Bij elk schilderij en elke tekening valt op hoe weloverwogen de composities zijn neergezet. Ook als er sprake is van de weergave van patronen die het oppervlak van linnen en papier overschrijden. Dan is daar steeds duidelijk de hand van de ‘componist’ waarneembaar die elke toon en toets noteert tot er een krachtige ‘partituur’ ontstaat. Voor de beschouwer geldt de uitdaging om het aldus door Han Klinkhamer ‘op schrift’ gestelde landschap naar eigen inzicht en ervaring tot leven te wekken.
Jan Doms
Jan Doms (1949) studeerde beeldhouwen aan de Academie Tilburg en cultuurwetenschappen aan de Universiteit van Tilburg. Hij is werkzaam als beeldend kunstenaar (o.a. De Maatschap internationaal | isbn 90-805714-1-5) en als adviseur voor stedelijke ontwikkeling (LEF stadsdynamica | www.lefdynamics.nl). Vanuit LEF is hij als curator verbonden aan de Hilvaria Studio’s Foundation en programmeert o.a. ‘de wasserij’ ~ instantmuseum voor kunst van het onvolmaakte, in Biezenmortel. Dit nieuwe podium maakt deel uit van het plan voor (her)ontwikkeling van de locatie Huize Assisië (Stichting PRISMA).

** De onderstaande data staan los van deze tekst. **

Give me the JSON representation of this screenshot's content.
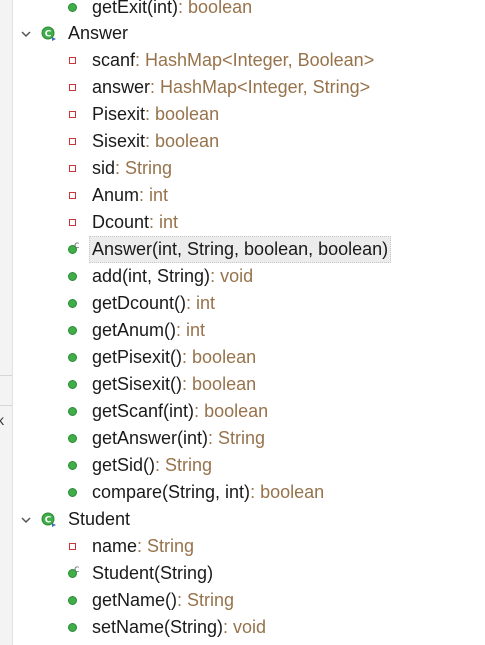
{
  "partial_top": {
    "name": "getExit(int)",
    "type": " : boolean"
  },
  "left_strip_text": "k",
  "classes": [
    {
      "name": "Answer",
      "members": [
        {
          "kind": "field",
          "name": "scanf",
          "type": " : HashMap<Integer, Boolean>"
        },
        {
          "kind": "field",
          "name": "answer",
          "type": " : HashMap<Integer, String>"
        },
        {
          "kind": "field",
          "name": "Pisexit",
          "type": " : boolean"
        },
        {
          "kind": "field",
          "name": "Sisexit",
          "type": " : boolean"
        },
        {
          "kind": "field",
          "name": "sid",
          "type": " : String"
        },
        {
          "kind": "field",
          "name": "Anum",
          "type": " : int"
        },
        {
          "kind": "field",
          "name": "Dcount",
          "type": " : int"
        },
        {
          "kind": "constructor",
          "name": "Answer(int, String, boolean, boolean)",
          "type": "",
          "selected": true
        },
        {
          "kind": "method",
          "name": "add(int, String)",
          "type": " : void"
        },
        {
          "kind": "method",
          "name": "getDcount()",
          "type": " : int"
        },
        {
          "kind": "method",
          "name": "getAnum()",
          "type": " : int"
        },
        {
          "kind": "method",
          "name": "getPisexit()",
          "type": " : boolean"
        },
        {
          "kind": "method",
          "name": "getSisexit()",
          "type": " : boolean"
        },
        {
          "kind": "method",
          "name": "getScanf(int)",
          "type": " : boolean"
        },
        {
          "kind": "method",
          "name": "getAnswer(int)",
          "type": " : String"
        },
        {
          "kind": "method",
          "name": "getSid()",
          "type": " : String"
        },
        {
          "kind": "method",
          "name": "compare(String, int)",
          "type": " : boolean"
        }
      ]
    },
    {
      "name": "Student",
      "members": [
        {
          "kind": "field",
          "name": "name",
          "type": " : String"
        },
        {
          "kind": "constructor",
          "name": "Student(String)",
          "type": ""
        },
        {
          "kind": "method",
          "name": "getName()",
          "type": " : String"
        },
        {
          "kind": "method",
          "name": "setName(String)",
          "type": " : void"
        }
      ]
    }
  ],
  "colors": {
    "method_icon": "#3fae49",
    "field_icon": "#c8353a",
    "type_text": "#97734c",
    "selection": "#ececec"
  },
  "icons": {
    "expand": "chevron-down-icon",
    "class": "class-icon",
    "field": "private-field-icon",
    "method": "public-method-icon",
    "constructor": "constructor-icon"
  }
}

In de periode 1979 – 2000 gaf hij leiding aan de Tilburgse Kunsttichting (theater De Vorst | FAXX, podium voor hedendaagse kunst | Duvelhok, werkcentrum voor beeldende en audio-visuele kunst | Kunstuitleen) en organiseerde o.a. documentaire tentoonstellingen over de kunst van nu (Document 1 t/m 36). Vanuit zijn belangstelling voor architectuur en (stedelijk) landschap richtte hij samen met de BNA architecten en de afdeling stedenbouw van de gemeente Tilburg het Centrum voor Architectuur en Stedebouw Tilburg op (CAST) en was enige tijd als programmaleider verbonden aan de afdeling architectuur, stedenbouw en landschap van het Nederlands Instituut voor Ruimtelijke Ordening en Volkshuisvesting (NIROV | Den Haag).
Jan Doms publiceerde o.a. over Jos. Bedaux, architect (isbn 90-800243-2-5), de bouw van het kunstcluster van Jo Coenen (tijdschrift S & RO), kunst in de openbare ruimte Tilburg en over het werk van uiteenlopende beeldende kunstenaars bij gelegenheid van de vele tentoonstellingen en projecten waar hij bij betrokken was. Als redacteur beeldende kunst werkt hij mee aan de tweede editie van de Culturele Lexicon Tilburg (1945 – 2005) die in het voorjaar van 2006 verschijnt.